Characterization of the mutant collection in terms of ABA content indicates that all the mutants tested show a decrease, to a different extent, in its level compared to their wild-type sibs. However, the mutants show a wide range of variability in their endogenous ABA content. The significant reduction of endogenous ABA observed in all tested vp1 alleles (vp1–426, vp1-B14 and vp1-B) is surprising if we consider that vp1 is not involved in ABA biosynthesis. If we consider that all mutant embryos are germinating at the stage of embryo collection, we can assume that the mutant embryos are catabolizing ABA at a developmental stage when normal embryos are accumulating ABA. If so, embryonic ABA levels are not comparable since the developmental stage of mutant and normal embryos are different. However, when they are comparable, as in the case of rea, the ABA level of normal and mutant embryos are the same. It is remarkable that among the known viviparous mutants with reduced ABA sensitivity, only vp1 and rea are unaltered in their ABA content. Our results, showing a reduction in sensitivity of the double mutant when compared to the single ones, seem to suggest that the two genes are involved in the control of separate pathways of the ABA signal transduction.

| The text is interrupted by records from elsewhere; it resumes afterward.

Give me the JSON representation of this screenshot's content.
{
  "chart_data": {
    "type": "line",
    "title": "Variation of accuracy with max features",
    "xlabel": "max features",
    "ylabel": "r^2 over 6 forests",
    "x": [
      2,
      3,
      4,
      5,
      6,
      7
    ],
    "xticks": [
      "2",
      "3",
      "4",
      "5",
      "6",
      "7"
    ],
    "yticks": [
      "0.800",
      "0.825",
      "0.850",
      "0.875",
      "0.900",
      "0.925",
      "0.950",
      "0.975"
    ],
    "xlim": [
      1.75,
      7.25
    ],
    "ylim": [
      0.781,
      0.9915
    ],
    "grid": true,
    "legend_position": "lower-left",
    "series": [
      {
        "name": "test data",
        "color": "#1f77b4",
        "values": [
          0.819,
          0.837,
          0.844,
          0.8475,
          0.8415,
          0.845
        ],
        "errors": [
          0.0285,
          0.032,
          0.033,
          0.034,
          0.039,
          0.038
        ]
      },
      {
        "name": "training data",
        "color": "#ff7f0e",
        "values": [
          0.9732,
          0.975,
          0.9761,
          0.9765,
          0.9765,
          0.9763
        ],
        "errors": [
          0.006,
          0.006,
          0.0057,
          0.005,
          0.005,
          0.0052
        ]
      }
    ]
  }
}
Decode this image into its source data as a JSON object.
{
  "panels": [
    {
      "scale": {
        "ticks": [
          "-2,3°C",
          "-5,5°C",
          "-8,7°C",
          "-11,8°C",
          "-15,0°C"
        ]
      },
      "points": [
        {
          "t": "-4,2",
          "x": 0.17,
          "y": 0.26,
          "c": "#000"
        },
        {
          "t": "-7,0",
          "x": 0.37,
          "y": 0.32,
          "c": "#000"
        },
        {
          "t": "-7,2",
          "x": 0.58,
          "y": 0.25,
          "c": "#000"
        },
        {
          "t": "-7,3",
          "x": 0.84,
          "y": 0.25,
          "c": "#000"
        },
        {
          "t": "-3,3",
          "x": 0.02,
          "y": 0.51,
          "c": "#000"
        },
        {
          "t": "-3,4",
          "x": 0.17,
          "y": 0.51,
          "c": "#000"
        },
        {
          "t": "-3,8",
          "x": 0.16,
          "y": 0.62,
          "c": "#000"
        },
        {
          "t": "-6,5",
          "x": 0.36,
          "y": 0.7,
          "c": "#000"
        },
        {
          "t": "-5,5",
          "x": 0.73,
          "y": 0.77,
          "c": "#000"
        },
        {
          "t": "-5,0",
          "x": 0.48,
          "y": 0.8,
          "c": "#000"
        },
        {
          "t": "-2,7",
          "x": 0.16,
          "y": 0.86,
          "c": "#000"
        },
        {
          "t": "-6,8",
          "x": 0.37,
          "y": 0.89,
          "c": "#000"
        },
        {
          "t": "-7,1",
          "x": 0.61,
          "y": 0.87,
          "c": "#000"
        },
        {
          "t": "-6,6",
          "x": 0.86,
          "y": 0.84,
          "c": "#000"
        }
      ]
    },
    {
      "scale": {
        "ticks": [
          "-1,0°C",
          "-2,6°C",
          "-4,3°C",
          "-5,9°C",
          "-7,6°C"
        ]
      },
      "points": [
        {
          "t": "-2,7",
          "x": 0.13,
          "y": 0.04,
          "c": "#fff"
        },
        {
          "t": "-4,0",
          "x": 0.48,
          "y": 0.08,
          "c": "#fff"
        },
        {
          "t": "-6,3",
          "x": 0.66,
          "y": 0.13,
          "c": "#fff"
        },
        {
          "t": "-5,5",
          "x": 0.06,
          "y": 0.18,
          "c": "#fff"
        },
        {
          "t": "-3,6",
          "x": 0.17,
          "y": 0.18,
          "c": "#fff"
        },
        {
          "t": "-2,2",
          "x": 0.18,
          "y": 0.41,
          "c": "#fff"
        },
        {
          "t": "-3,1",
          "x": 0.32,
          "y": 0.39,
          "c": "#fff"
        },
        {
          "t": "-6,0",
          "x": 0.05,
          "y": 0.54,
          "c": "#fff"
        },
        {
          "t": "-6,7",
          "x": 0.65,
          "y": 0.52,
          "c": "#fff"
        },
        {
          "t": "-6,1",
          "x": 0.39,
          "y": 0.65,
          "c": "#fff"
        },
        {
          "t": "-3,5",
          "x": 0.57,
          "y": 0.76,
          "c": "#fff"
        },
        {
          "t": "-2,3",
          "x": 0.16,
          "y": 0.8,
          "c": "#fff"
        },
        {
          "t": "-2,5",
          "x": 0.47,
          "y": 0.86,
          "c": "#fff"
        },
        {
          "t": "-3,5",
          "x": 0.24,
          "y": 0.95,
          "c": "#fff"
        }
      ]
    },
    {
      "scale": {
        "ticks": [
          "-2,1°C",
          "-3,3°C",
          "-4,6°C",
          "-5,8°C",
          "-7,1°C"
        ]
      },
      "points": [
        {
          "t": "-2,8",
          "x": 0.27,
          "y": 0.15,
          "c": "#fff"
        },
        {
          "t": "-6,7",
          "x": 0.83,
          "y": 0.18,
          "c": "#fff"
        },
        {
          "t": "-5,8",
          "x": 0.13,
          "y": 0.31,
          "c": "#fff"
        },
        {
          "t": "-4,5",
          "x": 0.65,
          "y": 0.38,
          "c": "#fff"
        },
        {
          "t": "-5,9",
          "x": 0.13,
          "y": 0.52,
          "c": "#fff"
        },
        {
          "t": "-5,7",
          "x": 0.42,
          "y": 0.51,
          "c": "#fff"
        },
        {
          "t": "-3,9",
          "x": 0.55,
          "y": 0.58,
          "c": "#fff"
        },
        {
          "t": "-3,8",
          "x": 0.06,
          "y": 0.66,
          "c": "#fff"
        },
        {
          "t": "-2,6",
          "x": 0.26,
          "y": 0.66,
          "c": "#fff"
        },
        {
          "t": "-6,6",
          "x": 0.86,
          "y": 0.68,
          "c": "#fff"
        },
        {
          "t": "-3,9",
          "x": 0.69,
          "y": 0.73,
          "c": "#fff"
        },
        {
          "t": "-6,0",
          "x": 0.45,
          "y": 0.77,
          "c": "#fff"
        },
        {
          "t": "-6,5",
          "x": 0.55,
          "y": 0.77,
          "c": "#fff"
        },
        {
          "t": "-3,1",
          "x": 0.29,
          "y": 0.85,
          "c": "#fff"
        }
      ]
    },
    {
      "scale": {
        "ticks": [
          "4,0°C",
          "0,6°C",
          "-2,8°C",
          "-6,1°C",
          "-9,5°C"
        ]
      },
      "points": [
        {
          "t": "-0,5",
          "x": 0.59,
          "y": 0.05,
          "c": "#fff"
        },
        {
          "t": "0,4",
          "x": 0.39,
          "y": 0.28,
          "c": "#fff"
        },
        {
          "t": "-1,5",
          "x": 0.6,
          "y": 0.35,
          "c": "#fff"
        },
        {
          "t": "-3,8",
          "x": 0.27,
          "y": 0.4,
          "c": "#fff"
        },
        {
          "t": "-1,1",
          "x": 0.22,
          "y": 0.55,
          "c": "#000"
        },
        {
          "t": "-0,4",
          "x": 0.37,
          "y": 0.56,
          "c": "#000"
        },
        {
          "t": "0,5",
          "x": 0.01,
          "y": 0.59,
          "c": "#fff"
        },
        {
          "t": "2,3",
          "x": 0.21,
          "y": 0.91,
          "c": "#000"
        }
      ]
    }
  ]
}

Desiccation tolerance of the embryo, an important feature related to both fitness as well as productivity of the plant, is acquired by the embryo between 20 and 25 days after pollination (Bochicchio et al., 1988). The incomplete germination shared by some of the tested mutants suggests that the mutation can be associated to loss of desiccation tolerance in some mutants whereas in others such tolerance is completely or partially maintained. These results have been confirmed by testing the germination rescue of immature mutant embryos subjected to premature desiccation. This observation is of some relevance since it provides the starting material for dissecting the genetic basis of desiccation tolerance, a particularly important trait in view of the increasing occurrence of drought episodes that can heavily curtail maize survival in the field during the early stages of growth. In addition, we found that all mutants exhibiting partial desiccation tolerance are impaired, to a different extent, in their morphogenesis whereas those with normal tolerance yield normal seedlings. These results seem to suggest a link between desiccation tolerance and morphogenesis that should be further investigated.